En 1989, il avait dû remodeler ses équipes. Il avait déjà en tête la succession à organiser. Il avait fait venir à Roubaix le cardiologue Salem Kacet. Un hommage lui a été rendu, de même qu'à Jean-Pierre Rousselle. Français depuis 1986, Salem Kacet devient adjoint à la santé en 1989. André Diligent avait détecté chez lui incontestablement une valeur, un exemple. Plus médecin qu’adjoint, Salem Kacet n’a pas été choisi par René Vandierendonck qui devait finalement succéder à André Diligent.
L’ancien directeur de cabinet arrivé en septembre 1983, à qui Diligent avait confié les dossiers les plus difficiles comme celui du métro, avait fini par connaitre par cœur la mairie, ses services. Il était devenu aussi un interlocuteur solide au plan métropolitain.

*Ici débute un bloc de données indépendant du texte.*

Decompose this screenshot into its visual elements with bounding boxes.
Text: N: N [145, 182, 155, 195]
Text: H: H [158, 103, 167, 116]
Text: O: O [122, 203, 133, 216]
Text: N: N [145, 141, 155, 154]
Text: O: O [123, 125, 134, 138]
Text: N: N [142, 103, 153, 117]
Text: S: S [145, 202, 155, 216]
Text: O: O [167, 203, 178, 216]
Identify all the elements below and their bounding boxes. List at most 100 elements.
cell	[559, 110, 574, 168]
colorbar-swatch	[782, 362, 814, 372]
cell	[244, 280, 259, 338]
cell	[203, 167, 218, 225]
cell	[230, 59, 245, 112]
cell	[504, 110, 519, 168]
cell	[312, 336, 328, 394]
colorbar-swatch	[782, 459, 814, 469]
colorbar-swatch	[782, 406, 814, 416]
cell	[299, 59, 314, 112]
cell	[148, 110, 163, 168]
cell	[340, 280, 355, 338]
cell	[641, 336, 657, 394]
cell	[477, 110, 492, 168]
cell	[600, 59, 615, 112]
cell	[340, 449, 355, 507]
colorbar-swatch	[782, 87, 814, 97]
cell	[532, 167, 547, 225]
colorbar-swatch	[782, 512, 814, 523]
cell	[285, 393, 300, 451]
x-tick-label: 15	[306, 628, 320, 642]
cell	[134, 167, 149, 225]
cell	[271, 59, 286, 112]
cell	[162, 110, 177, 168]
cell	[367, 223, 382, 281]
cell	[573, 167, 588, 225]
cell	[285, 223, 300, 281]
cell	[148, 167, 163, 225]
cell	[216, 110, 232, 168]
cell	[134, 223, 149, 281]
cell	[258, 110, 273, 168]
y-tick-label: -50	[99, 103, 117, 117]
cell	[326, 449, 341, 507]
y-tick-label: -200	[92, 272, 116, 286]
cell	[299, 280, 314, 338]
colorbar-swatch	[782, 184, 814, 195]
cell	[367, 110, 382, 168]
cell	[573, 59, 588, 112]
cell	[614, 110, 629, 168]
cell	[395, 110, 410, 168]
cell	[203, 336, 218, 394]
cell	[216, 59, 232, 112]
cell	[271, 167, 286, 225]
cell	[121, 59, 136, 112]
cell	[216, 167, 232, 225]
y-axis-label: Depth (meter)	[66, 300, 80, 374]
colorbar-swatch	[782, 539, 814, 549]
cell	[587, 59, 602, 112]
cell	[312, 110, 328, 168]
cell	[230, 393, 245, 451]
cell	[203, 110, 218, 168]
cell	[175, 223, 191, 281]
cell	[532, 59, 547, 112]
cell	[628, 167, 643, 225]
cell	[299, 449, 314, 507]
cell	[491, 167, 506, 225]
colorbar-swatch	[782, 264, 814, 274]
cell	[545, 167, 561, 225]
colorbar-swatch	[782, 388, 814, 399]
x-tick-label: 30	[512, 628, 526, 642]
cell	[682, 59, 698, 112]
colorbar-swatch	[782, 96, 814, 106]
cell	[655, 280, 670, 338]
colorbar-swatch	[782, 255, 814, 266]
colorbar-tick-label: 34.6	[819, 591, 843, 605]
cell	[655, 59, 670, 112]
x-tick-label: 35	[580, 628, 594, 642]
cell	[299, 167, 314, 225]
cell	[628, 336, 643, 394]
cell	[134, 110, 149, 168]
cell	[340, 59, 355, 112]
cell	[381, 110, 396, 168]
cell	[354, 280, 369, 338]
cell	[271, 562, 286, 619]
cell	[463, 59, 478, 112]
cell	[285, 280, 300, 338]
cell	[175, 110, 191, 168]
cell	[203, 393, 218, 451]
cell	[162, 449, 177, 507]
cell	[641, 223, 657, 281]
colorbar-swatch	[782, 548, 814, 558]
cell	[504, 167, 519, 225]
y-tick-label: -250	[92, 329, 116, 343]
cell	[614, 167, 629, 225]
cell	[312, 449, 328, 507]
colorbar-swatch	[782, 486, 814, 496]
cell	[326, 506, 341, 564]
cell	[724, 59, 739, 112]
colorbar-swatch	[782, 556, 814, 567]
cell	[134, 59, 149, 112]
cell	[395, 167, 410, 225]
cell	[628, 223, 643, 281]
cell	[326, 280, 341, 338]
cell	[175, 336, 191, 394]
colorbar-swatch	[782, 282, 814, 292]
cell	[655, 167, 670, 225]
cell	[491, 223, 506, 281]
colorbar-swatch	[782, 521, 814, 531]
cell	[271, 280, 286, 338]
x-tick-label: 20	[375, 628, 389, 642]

Au tournant du premier mandat d’André Diligent, une nouvelle ère communautaire s’annonce. René Vandierendonck s’impose pour prendre la suite. Il s’impose face à Salem Kacet, Hubert Caron et la liste des prétendants. Il n’y a pas eu de compétition officielle. André Diligent avait finalement choisi le plus compétent. Certes René Vandierendonck n’avait jamais caché qu’il avait voté pour Mitterrand en 1981. Diligent le savait. Mais les autres prétendants avaient dû faire la même chose.
L’ultime geste d’André Diligent sera d’écrire une lettre ouverte à Pierre Mauroy. Comme une assurance tous risques contre des alliances contre natures ou des schémas impossibles de fusions malvenues. Dans la tête de Diligent, l’épopée roubaisienne ne sera jamais compatible avec celle de Lille. Les villes ont une âme pour Diligent, l’homme qui aime les gens. Dixit René Vandierendonck. Il laisse donc cette lettre contre une forme de testament politique.